Allah Yolunda Olanlar Anlıyor ve Gereğini Yapıyor

Veysi ERKEN

Özden koparılışın ve yıkımın dehşetine rağmen bu millet ayakta duruyor.

            Tarih boyunca Siyonist haçlı zihniyetinin efendileri, uşakları, piyonları, köleleri ve satılmışlarının bütün çabalarına rağmen bu millet İslam’ı anlamaya ve yaşamaya çalışmıştır.

            Bu millet “kamet” ve “istikamet”ini yaşadıkça güçlenmiş Siyonist haçlı zihniyeti çökmüştür.

            Dün böyle idi bugün de böyledir.

            Afrin harekâtı kapsamında şehid olan merhum Ömer Bilallar bu gerçeği haykırdıkça Siyonist haydutların ve uşaklarının yeri cehennem olacak. 

“Suriye’nin Afrin bölgesinde teröristlerin saldırısı sonucu şehit olan Piyade Astsubay Kıdemli Çavuş Ömer Bilal Akpınar’ın, tim komutanı olan ve aynı saldırıda yaralanarak tedavi altına alınan silah arkadaşına verdiği mektubunda “Kardeşim senden ricamdır, bana bir şey olana kadar sende saklı kalsın. Kardeşim bu savaş haç ile hilalin, imanla inkârın, hak ile batılın, küfür ve tevhidin savaşıdır. O yüzden anneme, babama, kardeşime, Nur’a söyleyin üzülmesinler” diye tarihe not düştü.

Bu ruh, duygu, anlayış ve yaşayış bizi ayakta tutuyor. Kamet ve istikametimizi belirliyor. Hayatımıza yön veriyor.

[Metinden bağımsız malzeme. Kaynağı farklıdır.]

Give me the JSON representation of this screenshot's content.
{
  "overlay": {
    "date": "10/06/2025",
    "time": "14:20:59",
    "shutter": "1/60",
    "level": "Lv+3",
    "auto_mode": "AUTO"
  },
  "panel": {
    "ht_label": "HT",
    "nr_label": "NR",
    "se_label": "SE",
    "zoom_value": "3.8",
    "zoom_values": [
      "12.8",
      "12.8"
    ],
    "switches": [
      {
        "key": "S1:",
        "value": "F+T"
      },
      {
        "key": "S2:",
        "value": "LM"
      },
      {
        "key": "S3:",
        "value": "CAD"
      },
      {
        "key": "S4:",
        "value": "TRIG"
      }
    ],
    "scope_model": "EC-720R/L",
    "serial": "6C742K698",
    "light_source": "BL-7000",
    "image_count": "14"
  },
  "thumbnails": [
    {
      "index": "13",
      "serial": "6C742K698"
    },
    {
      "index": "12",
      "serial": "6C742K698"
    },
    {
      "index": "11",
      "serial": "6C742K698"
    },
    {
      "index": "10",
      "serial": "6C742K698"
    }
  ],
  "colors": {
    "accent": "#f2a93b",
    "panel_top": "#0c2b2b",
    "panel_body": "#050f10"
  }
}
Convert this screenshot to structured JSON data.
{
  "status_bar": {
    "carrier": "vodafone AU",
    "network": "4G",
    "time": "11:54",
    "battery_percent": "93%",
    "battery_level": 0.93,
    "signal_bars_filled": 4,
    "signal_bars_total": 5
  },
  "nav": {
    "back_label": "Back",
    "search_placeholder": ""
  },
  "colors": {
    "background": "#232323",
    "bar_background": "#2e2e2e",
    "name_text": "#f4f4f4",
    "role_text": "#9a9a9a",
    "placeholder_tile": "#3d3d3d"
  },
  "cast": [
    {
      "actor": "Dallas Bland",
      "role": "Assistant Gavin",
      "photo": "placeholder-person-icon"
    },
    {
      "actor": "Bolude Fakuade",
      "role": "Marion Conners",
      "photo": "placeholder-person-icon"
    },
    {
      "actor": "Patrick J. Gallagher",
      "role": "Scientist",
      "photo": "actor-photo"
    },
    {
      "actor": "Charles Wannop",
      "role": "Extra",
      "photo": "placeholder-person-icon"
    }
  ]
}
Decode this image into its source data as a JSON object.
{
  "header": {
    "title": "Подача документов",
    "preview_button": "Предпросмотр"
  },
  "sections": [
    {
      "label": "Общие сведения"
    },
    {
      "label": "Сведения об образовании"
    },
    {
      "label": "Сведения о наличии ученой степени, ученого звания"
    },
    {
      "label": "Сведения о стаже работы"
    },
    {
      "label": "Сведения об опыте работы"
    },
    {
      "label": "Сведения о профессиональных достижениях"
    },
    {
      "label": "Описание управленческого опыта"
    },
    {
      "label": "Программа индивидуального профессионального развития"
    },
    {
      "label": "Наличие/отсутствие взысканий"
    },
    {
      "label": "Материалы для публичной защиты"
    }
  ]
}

Siyonist haçlı zihniyeti asırlardır bu anlayışa savaş açtı. Bu anlayışa direnç gösterdi.

Siyonist anlayış ve uşakları biliyor ki, İnsan, insanlık ve insaniyet İslam’la hayat bulur. Siyonist anlayış insanın hayat bulmasını istemiyor.

Bütün dünyanın kan revan içinde olmasını hedefliyor.

Onun için uşaklar buluyor, yetiştiriyor, eğitiyor, besliyor ve İslami değerleri yok etmek için piyasaya sürüyor.

Coğrafyamızda ve hatta bütün dünyada sürdürülen katliamın, yıkımın, yokluğun ve kıtlığın sebebi budur.

İçimizdeki uşaklar efendilerine hizmet için olanı kötülemeye, tahfife, milletin gözünden düşürmeye çalışıyorlar.

Ama başaramayacaklar.

Çünkü bu millet Ömer Bilallar gibi şuurludur.

Olanın bitenin “haç ile hilalin, imanla inkârın, hak ile batılın, küfür ve tevhidin” kavgası olduğunun farkındadır.

Dün tapınakçılarla eylem ve amaç birliği içinde olan haşhaşilere rağmen İslam geniş bir coğrafyada hayat buldu.

Bugün de haşhaşi fetösü, masonu, Siyonistçi ve tapınakçısına rağmen yeryüzünde İslam var olacak.

İnsana vahyedilenin muhafızı bizler değil, cenabı Allah’tır.

Biz bu anlayışın hadimi oldukça her türlü şerirliğe rağmen hayat bulacağız.

Bizi yok etmek isteyenler bizde hayat bulacak.

Tıpkı Moğollar gibi.

Evet,

Ömer Bilallar bu olgunun farkındadır.

Cenabı Allah bu şuurda olanların ölü olmadığını bize bildiriyor.

Allah yolunda katledilenlere ölü demeyin müjdesi bunun delilidir.

Bizi ayakta tutan bu anlayış ve yaşayıştır.

Bu cehdin yaşı yoktur.

Herkes kaldırabileceği yükü yüklenir.

Buna da inanıyoruz.

Bir asra yaklaşan yaşına rağmen İstanbul surlarına dayanan Ebu Eyyüb’ün haleti ruhiyesini anlayanlar ve yaşayanlarız.

Bizler sadece Afrine değil, davet edildiğimiz her kıtaya, okyanus ötelerine de gideriz biiznillah.

Ruhun şad olsun Ömer Bilal Akpınar.

Mektubunla bir gerçeği faş ettin.

Bütün şühedanın ruhu şad olmuştur inşallah.

Mealen şair ne diyor.

Ey şehid oğlu şehid isteme benden makber. Aguşunu açmış duruyor peygamber.

Hâsılı kelam.

Türkiye Siyonist haçlı zihniyetinin bütün kurum, kuruluş ve yönetimlerinin yaptıklarını ve piyonlarına yaptırdıklarının farkına varmıştır.

Bu bilinç bizi İlayı Kelimetullah doğrultusunda nizam-ı Âleme kavuşturacaktır inşallah.